FAR 31.205-52 addresses asset valuation from business combinations. FAR distinguishes between tangible and intangible assets and states:
- (a) For tangible capital assets, when the purchase method of accounting for a business combination is used, whether or not the contract or subcontract is subject to CAS, the allowable depreciation and cost of money shall be based on the capitalized asset values measured and assigned in accordance with CAS 404, if allocable, reasonable, and not otherwise unallowable.
- (b) For intangible capital assets, when the purchase method of accounting for a business combination is used, allowable amortization and cost of money shall be limited to the total of the amounts that would have been allowed had the combination not taken place.
To figure out what the foregoing really means, one must refer to CAS 404.50(d). CAS 404 states, concerning capitalized values of tangible capital assets acquired in a business combination:
- (1) All the tangible capital assets of the acquired company that during the most recent cost accounting period prior to a business combination generated either depreciation expense or cost of money charges that were allocated to Federal government contracts or subcontracts negotiated on the basis of cost, shall be capitalized by the buyer at the net book value(s) of the asset(s) as reported by the seller at the time of the transaction.

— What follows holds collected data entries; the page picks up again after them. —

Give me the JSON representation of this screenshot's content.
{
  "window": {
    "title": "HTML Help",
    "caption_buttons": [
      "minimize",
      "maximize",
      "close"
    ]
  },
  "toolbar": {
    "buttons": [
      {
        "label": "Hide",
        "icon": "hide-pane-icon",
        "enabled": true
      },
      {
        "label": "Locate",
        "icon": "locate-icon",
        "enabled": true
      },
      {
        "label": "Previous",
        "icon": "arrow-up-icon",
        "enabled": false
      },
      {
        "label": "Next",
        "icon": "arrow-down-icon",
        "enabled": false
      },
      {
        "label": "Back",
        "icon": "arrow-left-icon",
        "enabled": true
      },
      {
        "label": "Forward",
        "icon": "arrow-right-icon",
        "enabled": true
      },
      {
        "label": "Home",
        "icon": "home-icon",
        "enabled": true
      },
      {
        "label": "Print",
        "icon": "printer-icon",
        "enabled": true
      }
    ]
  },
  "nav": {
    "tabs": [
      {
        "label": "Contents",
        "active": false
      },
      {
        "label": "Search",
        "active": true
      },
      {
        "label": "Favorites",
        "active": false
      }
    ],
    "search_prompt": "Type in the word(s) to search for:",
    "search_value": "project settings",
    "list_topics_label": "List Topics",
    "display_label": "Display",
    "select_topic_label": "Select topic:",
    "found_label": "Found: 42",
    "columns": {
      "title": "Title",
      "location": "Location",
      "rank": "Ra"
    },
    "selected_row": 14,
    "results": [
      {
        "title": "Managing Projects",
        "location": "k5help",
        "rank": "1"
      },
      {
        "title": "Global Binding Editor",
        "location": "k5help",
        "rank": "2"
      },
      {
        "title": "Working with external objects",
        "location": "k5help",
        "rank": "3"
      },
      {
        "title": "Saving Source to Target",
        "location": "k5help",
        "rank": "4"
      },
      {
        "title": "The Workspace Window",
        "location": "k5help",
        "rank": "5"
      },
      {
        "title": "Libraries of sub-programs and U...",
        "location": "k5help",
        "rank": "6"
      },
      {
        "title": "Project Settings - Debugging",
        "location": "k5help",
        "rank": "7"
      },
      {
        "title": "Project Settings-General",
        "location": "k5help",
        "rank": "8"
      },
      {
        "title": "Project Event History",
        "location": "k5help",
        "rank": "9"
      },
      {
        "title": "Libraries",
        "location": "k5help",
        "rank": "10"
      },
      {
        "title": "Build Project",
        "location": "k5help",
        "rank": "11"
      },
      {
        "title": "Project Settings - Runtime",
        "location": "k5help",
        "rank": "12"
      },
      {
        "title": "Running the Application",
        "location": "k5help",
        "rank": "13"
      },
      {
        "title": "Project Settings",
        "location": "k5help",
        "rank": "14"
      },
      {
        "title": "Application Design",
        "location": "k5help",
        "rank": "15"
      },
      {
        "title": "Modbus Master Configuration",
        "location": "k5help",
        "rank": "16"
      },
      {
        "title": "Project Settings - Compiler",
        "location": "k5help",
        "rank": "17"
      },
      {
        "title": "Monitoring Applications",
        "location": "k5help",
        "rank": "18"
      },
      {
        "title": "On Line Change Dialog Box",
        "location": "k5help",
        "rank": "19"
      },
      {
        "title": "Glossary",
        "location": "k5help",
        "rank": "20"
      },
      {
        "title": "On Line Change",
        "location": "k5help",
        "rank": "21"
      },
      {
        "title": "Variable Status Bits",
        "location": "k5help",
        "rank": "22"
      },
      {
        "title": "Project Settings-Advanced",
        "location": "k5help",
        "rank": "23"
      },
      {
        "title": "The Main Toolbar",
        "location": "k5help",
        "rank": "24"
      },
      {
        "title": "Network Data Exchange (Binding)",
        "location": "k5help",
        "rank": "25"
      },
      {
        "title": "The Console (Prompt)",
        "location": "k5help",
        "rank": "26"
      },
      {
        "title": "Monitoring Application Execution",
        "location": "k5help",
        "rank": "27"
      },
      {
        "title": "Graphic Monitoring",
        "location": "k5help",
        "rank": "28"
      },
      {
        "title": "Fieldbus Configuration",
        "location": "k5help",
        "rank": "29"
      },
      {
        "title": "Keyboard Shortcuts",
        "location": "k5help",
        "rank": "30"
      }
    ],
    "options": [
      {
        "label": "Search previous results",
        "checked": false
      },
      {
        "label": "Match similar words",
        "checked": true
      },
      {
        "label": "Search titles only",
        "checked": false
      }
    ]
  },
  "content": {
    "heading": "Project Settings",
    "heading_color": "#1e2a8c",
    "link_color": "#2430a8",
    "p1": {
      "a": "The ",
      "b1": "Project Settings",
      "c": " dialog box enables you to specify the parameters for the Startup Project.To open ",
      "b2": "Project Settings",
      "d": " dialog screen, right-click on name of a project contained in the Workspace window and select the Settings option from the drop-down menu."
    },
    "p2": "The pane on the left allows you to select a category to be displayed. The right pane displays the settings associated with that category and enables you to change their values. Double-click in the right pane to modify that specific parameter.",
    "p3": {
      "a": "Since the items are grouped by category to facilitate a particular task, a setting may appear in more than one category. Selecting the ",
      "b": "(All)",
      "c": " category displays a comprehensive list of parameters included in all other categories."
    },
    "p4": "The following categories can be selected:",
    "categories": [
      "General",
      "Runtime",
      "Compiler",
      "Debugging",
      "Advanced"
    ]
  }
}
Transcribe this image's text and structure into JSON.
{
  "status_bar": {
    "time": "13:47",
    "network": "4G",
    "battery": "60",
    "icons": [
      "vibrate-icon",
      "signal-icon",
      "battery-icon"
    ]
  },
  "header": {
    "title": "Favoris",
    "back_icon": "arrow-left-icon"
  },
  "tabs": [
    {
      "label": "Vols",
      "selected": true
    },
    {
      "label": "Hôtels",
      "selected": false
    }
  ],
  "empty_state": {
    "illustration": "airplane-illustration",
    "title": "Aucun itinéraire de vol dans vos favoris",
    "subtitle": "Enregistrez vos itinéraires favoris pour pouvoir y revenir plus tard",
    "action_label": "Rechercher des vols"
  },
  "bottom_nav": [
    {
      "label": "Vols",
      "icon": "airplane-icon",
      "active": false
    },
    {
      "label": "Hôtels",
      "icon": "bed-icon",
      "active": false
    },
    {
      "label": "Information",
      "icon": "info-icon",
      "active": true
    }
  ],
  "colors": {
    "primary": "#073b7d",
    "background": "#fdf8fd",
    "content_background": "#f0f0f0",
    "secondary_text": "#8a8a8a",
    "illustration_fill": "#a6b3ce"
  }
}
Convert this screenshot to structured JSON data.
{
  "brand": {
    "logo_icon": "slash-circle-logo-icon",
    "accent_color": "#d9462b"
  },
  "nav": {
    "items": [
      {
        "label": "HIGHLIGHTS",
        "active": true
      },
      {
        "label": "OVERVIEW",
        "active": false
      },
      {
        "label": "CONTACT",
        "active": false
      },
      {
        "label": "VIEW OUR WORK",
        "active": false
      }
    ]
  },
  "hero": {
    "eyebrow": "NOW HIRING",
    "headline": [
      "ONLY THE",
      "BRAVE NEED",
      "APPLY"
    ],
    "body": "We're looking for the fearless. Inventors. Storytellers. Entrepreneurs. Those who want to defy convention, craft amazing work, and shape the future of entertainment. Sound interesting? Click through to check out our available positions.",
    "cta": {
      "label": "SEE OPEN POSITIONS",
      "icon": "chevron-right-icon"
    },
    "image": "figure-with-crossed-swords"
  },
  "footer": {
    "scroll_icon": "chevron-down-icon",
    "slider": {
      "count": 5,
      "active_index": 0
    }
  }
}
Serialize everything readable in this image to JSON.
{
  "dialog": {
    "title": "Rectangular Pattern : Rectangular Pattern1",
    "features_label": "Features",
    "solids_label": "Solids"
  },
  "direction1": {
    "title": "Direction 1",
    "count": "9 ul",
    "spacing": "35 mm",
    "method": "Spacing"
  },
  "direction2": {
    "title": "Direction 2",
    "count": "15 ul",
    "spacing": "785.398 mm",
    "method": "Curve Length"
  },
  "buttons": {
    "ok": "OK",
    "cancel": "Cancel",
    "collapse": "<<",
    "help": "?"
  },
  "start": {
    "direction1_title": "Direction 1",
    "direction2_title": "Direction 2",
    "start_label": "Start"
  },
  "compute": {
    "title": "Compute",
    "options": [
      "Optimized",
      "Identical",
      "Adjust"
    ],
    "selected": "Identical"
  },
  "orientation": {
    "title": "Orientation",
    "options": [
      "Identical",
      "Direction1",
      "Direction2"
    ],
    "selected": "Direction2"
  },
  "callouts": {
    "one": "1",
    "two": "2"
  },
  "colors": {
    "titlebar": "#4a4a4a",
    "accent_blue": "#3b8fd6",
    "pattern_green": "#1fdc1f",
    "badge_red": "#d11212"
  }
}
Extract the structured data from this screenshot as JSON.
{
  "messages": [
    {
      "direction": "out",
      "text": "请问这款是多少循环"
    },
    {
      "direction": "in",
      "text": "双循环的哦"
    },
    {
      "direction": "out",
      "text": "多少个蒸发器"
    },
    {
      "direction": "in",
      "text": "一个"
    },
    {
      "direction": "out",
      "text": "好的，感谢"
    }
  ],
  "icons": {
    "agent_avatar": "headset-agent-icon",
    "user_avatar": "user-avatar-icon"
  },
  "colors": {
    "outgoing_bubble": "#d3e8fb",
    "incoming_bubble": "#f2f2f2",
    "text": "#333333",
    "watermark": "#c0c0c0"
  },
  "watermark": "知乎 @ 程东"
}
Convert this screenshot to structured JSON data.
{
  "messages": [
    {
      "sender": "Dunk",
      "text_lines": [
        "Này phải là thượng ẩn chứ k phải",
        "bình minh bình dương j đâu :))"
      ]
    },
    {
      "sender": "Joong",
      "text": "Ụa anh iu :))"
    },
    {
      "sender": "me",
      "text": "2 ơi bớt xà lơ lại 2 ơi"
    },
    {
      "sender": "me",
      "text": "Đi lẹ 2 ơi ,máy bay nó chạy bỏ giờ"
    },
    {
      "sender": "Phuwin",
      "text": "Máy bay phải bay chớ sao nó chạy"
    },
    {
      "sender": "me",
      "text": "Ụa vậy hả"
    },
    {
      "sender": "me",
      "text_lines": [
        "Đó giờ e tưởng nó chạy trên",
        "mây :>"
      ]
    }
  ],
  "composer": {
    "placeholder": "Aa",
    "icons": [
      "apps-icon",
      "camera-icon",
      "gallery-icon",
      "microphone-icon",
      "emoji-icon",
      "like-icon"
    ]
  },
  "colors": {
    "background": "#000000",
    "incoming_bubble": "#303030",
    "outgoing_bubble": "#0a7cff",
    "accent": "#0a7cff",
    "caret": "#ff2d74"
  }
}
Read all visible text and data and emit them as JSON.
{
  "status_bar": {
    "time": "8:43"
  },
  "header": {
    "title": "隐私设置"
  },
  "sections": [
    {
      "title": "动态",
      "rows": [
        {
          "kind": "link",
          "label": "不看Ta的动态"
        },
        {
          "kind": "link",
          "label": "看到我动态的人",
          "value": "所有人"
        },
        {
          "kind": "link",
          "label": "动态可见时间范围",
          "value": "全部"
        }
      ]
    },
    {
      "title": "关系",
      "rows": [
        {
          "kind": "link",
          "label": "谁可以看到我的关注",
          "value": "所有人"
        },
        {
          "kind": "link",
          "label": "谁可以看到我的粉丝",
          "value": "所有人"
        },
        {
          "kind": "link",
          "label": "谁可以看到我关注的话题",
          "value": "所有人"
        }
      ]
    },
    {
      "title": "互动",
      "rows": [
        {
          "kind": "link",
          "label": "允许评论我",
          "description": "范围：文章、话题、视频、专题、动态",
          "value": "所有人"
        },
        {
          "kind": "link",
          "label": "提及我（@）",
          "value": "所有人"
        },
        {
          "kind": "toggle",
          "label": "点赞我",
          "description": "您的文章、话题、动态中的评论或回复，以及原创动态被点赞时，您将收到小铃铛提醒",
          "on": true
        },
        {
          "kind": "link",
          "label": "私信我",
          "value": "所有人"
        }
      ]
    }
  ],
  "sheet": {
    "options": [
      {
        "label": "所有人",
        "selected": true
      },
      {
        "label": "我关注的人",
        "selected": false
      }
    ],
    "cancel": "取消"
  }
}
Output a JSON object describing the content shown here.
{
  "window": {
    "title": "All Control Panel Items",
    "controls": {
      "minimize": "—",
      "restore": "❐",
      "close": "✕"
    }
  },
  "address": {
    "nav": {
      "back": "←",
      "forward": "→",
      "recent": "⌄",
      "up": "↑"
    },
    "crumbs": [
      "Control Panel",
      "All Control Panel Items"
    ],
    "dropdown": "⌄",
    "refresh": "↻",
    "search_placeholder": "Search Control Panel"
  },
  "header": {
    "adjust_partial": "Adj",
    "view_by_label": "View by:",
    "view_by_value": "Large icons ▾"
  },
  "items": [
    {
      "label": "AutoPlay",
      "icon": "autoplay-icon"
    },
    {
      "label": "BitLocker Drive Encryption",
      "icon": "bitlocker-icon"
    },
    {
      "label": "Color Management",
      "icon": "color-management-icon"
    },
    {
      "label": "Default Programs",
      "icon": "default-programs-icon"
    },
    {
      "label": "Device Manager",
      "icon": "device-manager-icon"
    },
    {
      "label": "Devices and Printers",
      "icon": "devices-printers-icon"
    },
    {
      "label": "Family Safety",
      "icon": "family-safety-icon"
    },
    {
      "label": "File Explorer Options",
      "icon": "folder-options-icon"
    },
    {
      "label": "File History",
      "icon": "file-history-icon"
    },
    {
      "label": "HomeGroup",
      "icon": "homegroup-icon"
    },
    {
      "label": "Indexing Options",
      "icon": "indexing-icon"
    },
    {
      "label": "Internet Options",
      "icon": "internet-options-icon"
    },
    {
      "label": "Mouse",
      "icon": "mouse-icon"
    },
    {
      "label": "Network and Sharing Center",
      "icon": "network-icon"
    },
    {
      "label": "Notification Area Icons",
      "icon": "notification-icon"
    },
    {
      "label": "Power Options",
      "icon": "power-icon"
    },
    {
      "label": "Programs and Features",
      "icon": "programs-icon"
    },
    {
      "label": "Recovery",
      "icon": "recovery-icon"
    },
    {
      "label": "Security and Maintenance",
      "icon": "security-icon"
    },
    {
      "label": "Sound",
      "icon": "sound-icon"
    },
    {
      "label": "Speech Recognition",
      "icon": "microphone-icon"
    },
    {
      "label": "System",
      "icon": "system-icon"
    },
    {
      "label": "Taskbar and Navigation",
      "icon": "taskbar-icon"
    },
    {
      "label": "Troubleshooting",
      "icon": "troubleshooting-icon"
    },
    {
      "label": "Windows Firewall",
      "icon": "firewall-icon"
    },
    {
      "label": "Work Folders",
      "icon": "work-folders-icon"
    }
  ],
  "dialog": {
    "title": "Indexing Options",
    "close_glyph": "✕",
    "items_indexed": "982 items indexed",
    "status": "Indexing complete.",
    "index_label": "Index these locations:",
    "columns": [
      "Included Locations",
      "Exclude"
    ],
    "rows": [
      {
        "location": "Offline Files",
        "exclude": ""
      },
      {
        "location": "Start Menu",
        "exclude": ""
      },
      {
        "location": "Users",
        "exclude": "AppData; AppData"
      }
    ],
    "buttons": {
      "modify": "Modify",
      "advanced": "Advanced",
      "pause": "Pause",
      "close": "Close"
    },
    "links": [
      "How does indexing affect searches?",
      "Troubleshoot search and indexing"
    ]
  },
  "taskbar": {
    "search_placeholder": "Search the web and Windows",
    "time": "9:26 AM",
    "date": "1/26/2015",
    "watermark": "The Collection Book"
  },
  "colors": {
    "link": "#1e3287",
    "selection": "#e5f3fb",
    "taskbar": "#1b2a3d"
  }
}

- (2) All the tangible capital asset(s) of the acquired company that during the most recent cost accounting period prior to a business combination did not generate either depreciation expense or cost of money charges that were allocated to Federal government contracts or subcontracts negotiated on the basis of cost, shall be assigned a portion of the cost of the acquired company not to exceed their fair value(s) at the date of acquisition. When the fair value of identifiable acquired assets less liabilities assumed exceeds the purchase price of the acquired company ... the value otherwise assignable to tangible capital assets shall be reduced by a proportionate part of the excess.
So, to simplify things, Government contractors cannot write-up the value of tangible capital assets that have already been charged to the Government through depreciation - the Government doesn't want to buy the assets twice.
Intangible capital assets other than goodwill (e.g. intellectual property such as patents and trademarks) bear no such distinction. Amortization is limited to the amount that would have been allowed had the combination not taken place. It doesn't matter whether the Government was previously charged for the amortization. There can be no write-up of values.